For the sociologist, we must resort to more general factors to observe that the health systems of the three nations were limited and could not to contain the disease due to economic factors. “In particular, the IMF constantly demanded that the three countries imposed large budget cuts or dismissed workers in the public sector.
These policies have had a devastating impact on the development of the health system. Beyond combating the current outbreak, investment in an efficient healthcare system is the best strategy to help countries deal with health crises such as Ebola,” he says.
The study, published in the journal Lancet Global Health found several causes that have undermined the health infrastructure, paving the way for the spread of the disease.
On the one hand, the IMF imposed a series of economic reforms that drained the financial capacity of the countries most affected by Ebola. In exchange for liquidity, the priority was to spend the money to pay the foreign debt of the state and provide money to the coffers of the state, which more often than not means that foreign aid goes into the bank accounts of national and foreign elite members.
“These policies have been extremely strict, absorbing funds that could have been designed to meet the health challenges,” write the experts. Although the IMF softened its demands with a parallel program of aid for social investment and reduce extreme poverty, most of the items have not been implemented.
According to the documentation, the IMF’s program, that has studied so-called priority spending, and that has outlined about thirty social improvement targets, only accomplished about a third of the goals listed.
“In 2013, just before the outbreak of Ebola, the three countries had met the economic policies of the IMF, but none had succeeded in raising social spending despite the health situation being urgent,” explains Lawrence King, also a professor of Cambridge.
Another measure that has come to leave these societies defenseless against an attack from diseases like Ebola, has been the limitation of the public budget and thinning of the public sector to meet the expenditure ceiling demanded by the IMF.
These policies have not only led to the three countries not hire medical staff and deploy adequate infrastructure at health centers, but all three nations have seen many of their doctors leave their countries prior to the Ebola outbreak.
In Sierra Leone, the most affected country, the number of health workers went from 0.11 per 1,000 inhabitants in 2004 to just 0.02 per 1,000 just four years later, according to WHO. Before that, during the mid 1990s, the IMF imposed on the authorities of that country a reduction of public employment of 28% and limits in spending on public wages were lengthened until the last decade.

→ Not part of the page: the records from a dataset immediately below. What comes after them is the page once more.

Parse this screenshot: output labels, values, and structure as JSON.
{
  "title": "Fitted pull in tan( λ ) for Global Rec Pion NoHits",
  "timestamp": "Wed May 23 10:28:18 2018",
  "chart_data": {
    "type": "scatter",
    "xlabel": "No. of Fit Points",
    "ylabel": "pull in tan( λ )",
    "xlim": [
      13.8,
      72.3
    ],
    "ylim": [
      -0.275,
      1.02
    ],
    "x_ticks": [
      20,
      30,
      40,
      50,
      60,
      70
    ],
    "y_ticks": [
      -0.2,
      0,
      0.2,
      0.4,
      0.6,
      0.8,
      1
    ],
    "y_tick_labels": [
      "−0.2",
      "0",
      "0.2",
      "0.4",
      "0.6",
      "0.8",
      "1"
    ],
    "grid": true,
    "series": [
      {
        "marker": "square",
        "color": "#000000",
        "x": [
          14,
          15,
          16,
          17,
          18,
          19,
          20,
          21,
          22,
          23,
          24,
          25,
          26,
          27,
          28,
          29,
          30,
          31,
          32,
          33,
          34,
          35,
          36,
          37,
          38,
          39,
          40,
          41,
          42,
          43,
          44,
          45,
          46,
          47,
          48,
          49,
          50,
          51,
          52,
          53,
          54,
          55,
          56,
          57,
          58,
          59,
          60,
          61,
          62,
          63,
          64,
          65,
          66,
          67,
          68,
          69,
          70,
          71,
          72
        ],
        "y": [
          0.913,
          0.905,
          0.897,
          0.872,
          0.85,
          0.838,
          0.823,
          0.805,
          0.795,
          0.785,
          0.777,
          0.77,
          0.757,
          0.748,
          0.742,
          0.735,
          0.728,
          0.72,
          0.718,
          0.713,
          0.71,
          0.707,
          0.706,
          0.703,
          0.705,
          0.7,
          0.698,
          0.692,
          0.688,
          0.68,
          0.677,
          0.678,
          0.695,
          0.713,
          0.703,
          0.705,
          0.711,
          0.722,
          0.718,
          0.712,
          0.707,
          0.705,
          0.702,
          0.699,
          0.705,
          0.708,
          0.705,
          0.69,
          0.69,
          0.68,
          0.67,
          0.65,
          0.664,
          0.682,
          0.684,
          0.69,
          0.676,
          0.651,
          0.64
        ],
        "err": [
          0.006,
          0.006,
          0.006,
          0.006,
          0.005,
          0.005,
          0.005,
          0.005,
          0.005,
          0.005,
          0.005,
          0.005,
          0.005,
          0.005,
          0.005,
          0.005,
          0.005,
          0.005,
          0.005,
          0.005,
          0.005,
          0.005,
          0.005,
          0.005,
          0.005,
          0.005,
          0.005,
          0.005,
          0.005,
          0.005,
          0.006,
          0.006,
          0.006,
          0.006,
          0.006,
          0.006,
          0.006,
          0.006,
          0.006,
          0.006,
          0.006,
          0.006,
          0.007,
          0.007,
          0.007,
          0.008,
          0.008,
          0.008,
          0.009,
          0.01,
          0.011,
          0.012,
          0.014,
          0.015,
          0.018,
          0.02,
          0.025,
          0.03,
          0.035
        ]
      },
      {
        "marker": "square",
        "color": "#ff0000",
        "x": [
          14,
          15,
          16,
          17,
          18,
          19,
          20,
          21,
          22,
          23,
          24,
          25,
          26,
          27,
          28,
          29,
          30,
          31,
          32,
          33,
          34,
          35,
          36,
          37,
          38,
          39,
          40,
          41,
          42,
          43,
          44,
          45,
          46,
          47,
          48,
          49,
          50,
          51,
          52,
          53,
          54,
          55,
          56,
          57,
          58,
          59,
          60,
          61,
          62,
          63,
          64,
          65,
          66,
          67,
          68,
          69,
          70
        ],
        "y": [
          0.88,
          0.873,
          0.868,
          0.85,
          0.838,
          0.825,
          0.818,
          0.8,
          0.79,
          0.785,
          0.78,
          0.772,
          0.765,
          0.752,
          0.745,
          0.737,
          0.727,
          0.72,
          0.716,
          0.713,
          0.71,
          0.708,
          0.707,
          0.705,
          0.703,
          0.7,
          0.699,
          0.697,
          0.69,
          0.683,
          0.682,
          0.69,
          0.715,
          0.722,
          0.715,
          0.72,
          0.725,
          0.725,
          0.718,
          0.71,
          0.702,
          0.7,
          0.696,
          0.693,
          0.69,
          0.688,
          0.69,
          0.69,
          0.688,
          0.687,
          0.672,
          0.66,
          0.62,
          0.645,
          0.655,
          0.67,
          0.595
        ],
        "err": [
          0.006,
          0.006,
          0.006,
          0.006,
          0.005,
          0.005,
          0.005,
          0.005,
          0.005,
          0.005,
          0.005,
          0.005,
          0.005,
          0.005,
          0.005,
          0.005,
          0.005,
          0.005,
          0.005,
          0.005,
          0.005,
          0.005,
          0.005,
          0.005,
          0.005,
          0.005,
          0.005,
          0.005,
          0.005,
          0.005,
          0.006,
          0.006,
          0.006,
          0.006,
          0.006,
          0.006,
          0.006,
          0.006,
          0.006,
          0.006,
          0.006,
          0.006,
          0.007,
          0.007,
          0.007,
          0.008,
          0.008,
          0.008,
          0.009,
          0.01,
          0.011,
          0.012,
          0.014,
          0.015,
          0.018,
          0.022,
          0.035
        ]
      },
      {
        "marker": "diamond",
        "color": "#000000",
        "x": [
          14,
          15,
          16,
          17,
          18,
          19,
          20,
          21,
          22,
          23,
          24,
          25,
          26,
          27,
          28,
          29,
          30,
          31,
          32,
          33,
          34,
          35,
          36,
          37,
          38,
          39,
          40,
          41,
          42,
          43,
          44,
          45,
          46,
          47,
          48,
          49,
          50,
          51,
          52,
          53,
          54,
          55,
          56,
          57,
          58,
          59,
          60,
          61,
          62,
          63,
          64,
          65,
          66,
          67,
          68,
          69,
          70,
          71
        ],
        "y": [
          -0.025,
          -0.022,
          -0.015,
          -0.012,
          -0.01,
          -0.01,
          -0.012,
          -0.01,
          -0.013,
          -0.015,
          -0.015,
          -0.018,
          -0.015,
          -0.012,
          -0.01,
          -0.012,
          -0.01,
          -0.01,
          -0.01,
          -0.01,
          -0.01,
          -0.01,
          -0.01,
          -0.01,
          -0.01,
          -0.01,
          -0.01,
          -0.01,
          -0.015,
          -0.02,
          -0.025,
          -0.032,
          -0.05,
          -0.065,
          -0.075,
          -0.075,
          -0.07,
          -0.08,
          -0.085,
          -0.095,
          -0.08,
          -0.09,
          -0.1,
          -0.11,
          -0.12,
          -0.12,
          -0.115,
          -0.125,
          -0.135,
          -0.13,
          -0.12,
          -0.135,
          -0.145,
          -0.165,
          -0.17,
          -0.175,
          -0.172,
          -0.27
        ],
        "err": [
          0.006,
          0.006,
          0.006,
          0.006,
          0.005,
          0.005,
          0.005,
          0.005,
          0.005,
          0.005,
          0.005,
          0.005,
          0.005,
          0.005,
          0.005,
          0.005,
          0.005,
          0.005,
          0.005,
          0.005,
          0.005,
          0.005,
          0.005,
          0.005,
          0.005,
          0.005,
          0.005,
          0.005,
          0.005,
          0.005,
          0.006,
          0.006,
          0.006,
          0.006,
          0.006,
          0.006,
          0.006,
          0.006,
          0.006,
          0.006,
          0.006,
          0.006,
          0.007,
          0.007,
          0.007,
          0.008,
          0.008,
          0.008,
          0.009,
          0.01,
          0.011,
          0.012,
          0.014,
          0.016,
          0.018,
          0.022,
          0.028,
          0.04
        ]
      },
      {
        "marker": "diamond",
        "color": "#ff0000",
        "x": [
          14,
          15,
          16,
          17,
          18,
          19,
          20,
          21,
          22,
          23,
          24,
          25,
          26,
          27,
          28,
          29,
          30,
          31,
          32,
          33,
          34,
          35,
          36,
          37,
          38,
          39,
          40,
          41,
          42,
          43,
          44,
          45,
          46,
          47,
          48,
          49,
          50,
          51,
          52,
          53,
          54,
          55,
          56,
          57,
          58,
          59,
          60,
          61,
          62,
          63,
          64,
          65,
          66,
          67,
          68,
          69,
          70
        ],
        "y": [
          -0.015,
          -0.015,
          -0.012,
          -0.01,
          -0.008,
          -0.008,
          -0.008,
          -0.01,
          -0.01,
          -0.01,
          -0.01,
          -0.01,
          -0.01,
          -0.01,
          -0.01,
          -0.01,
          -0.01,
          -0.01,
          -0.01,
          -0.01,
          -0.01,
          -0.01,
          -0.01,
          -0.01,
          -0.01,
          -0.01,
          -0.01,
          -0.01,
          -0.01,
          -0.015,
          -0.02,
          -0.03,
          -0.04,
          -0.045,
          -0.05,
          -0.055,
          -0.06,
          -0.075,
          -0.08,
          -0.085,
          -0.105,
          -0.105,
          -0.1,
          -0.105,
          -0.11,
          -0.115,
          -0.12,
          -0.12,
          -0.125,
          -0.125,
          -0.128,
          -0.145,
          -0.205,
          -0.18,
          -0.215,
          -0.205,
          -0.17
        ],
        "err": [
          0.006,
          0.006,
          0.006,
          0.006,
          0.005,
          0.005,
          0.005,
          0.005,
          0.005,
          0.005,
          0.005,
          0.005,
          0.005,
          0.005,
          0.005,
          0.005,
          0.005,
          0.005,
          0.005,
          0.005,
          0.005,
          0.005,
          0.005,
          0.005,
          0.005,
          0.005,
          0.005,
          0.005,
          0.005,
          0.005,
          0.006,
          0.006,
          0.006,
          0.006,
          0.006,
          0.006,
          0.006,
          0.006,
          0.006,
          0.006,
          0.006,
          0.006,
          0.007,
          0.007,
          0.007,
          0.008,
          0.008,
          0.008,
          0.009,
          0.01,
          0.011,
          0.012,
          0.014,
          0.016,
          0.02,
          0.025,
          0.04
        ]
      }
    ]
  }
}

However, two months ago, at the height of the crisis, the IMF pledged to allocate 350 million euros to fight the epidemic in West Africa and its director, Christine Lagarde, said it was good to “increase the fiscal deficit when it came to heal people … The IMF does not say this very often.”
To Kentikelenis, “the recent change in IMF criteria in prioritizing public health over fiscal discipline is welcome, but it is not the first time we hear this kind of rhetoric of the leadership of the IMF. It remains to be seen whether this time it will be different“.